Congress Can’t Legislate Oversight for Fear of Legal Challenges That’d Accomplish Oversight Congress Can’t Legislate
Julian Sanchez has his own rebuttal to former DOJ official Carrie Cordero’s claims that FISA has plenty of oversight (see mine here). You should definitely read it, which is wonky and interesting. But I wanted to add my non-wonky answer to a question Sanchez poses.
I’ll grant Cordero this point: as absurd as it sounds to say “we can’t tell you how many Americans we’re spying on, because it would violate their privacy,” this might well be a concern if those of us who follow these issues from the outside are correct in our surmises about what NSA is doing under FAA authority. The only real restriction the law places on the initial interception of communications is that the NSA use “targeting procedures” designed to capture traffic to or from overseas groups and individuals. There’s an enormous amount of circumstantial evidence to suggest that initial acquisition is therefore extremely broad, with a large percentage of international communications traffic being fed into NSA databases for later querying. If that’s the case, then naturally the tiny subset of communications later reviewed by a human analyst—because they match far narrower criteria for suspicion—is going to be highly unrepresentative. To get even a rough statistical sample of what’s in the larger database, then, one would have to “inspect”—possibly using software—a whole lot of the innocent communications that wouldn’t otherwise ever be analyzed. And possibly the rules currently in place don’t make any allowance for querying the database—even to analyze metadata for the purpose of generating aggregate statistics—unless it’s directly related to an intelligence purpose.
A few points about this. First: assuming, for the moment, that this is the case, why can’t NSA and DOJ say so clearly and publicly?
Sanchez dismisses a bunch of lame excuses that the government might provide. But he doesn’t consider another obvious answer.
The government can’t tell us it can’t tell us how many Americans get spied on after every foreign telecommunication gets sucked up because if it did, then it’d be a lot easier for the plaintiffs in Amnesty v. Clapper to get standing. And the government can’t have that–particularly not before SCOTUS hears the case on October 29–because if so it would allow the plaintiffs to actually challenge the underlying surveillance, and possibly even to challenge what I’ve called the database exception.
So the government can’t answer Ron Wyden’s questions before the FISA Amendments Act gets extended because the government is not about to let this extension wait until after the election, which is, after all, just a week after SCOTUS hears Clapper. And since the House is planning to leave DC for the election on October 5, it means the public simply can’t be told the underlying facts of this spying program, because it’d give Amnesty and the ACLU more than three weeks to figure out how to win their standing case at SCOTUS.
Which brings me to another piece of oversight we can’t have. As I have noted, Dianne Feinstein, after suggesting her legislation requiring the government to turn over the Targeted Killing OLC memos would accomplish what John Cornyn wanted to accomplish, not only crafted the language such that the government could withhold the memo from Cornyn because he’s not read into the assassination compartment.

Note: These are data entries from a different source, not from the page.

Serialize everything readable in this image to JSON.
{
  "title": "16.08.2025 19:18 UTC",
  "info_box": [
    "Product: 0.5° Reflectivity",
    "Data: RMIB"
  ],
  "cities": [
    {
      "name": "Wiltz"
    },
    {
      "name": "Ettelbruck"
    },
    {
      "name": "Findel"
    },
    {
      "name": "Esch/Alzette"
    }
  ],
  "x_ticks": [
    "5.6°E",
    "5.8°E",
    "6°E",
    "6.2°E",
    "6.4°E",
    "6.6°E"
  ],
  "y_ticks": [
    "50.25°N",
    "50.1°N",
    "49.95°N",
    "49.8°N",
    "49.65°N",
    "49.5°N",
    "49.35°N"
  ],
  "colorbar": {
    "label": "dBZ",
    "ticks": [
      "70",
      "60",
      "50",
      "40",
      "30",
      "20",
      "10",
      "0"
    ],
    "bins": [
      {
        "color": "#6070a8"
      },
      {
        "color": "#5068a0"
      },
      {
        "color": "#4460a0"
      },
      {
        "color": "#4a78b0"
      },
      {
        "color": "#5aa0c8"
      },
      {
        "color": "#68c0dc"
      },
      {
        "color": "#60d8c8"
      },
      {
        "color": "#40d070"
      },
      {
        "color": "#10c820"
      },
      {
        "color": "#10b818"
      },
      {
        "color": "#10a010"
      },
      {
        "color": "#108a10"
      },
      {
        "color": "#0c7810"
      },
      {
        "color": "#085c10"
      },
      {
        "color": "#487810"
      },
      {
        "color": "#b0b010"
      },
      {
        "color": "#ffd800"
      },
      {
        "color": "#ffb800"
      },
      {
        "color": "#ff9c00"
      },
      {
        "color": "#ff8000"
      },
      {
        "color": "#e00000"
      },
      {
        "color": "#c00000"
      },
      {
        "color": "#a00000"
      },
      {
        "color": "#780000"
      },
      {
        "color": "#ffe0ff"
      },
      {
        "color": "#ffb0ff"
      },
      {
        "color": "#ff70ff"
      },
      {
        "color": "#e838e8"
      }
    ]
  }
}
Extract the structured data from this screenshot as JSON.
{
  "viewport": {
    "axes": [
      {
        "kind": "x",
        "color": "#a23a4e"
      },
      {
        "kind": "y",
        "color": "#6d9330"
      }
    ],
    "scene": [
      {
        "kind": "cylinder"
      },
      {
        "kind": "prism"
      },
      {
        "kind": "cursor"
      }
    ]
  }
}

DiFi’s thorough rolling of Cornyn on this point was even worse, however. Cornyn wanted to put an amendment on the must-pass FISA Amendments Act. If his amendment hadn’t been tabled, there’d be a very good chance it’d get passed, and therefore that it’d be passed by October 5, meaning (given Cornyn’s one month deadline) the government would have to comply by November 5. Heck, it might even be passed by September 20, which is the next hearing for one of two FOIA hearings on drone and/or targeted killing the ACLU has.
But the Intelligence Authorization is not a must-pass legislation, and certainly not something that has to pass by the election. So assuming it gets dumped into the lame duck period and given the six month deadline on DiFi’s legislation, it would give the Administration until sometime next year to comply. Add in its covert operation loophole (the same way the government has been refusing the ACLU’s FOIA), and its application solely to the Intelligence Committees, DiFi’s amendment safely protects the government from having to admit publicly what it has already repeatedly admitted (albeit in a format the judges say doesn’t count), that it has used drones to kill an American citizen.
DOJ can’t tell the committees overseeing it about the authorization they gave the President to kill American citizens, you see, because if it did then the Administration could no longer claim the authorization to kill American citizens is too secret for oversight. Or something like that.
You see, I’m beginning to be convinced that the only kind of legislation Congress can accomplish ensures that it doesn’t accidentally legislate something that accidentally allows NGOs using the courts to conduct the oversight that Congress won’t exercise.
So clearly it is Our Government v. Our Constitution. Since SCOTUS is also owned by the 1% I know the outcome.
I believe the intelligence community answered the question of “how many Americans get spied on” when I. Charles McCullough wrote in his letter that a review would “violate the privacy of U.S. persons.”
http://www.wired.com/images_blogs/dangerroom/2012/06/IC-IG-Letter.pdf
Providing only the number of persons whose communications have been collected, of course, would not create privacy concerns because one would be unable to say with any certainty that one particular person was included. There is, however, one circumstance in which giving a number alone would “violate the privacy of U.S. persons.” That would be if the number clearly included EVERY person in the U.S. Then, it would be certain whose communications had been collected. This explanation also fits with McCullough’s other assertion, that obtaining an estimate was “beyond the capacity” of the NSA Inspector General’s office. To identify the number of people being monitored, one would have to figure out, for example, which of 3 million communications by a “John Smith” tie to one particular John Smith. Even with the best technology available today, that is likely an impossible task. McCullough’s answer could therefore be considered truthful and lawful while providing plausible deniability in court.
(1) Superb headline. (2) The violation-of-privacy rationale is a canard. The privacy right belongs to the person. Some (many?) people, myself included, would gladly grant the required consent for full disclosure of whatever information the government has collected. The government’s argument reflects the broader intellectual bankruptcy leaching into the republic’s foundation: Unlawful acts claimed to be done for the citizenry’s benefit. Twisted stuff.
The government insert [says] strike this >>> can’t tell us <<< it can’t tell us how many Americans get spied on after every foreign telecommunication gets sucked up because if it did, then it’d be a lot easier for the plaintiffs in Amnesty v. Clapper to get standing.
@copy editor: No, actually, that’s what I wanted to say. It can’t say NOW that it can’t say generally that they’re spying on us.
We’re down the rabbit hole and Congress doesn’t want us to know; it just wants us to do what the label says, “Drink this.”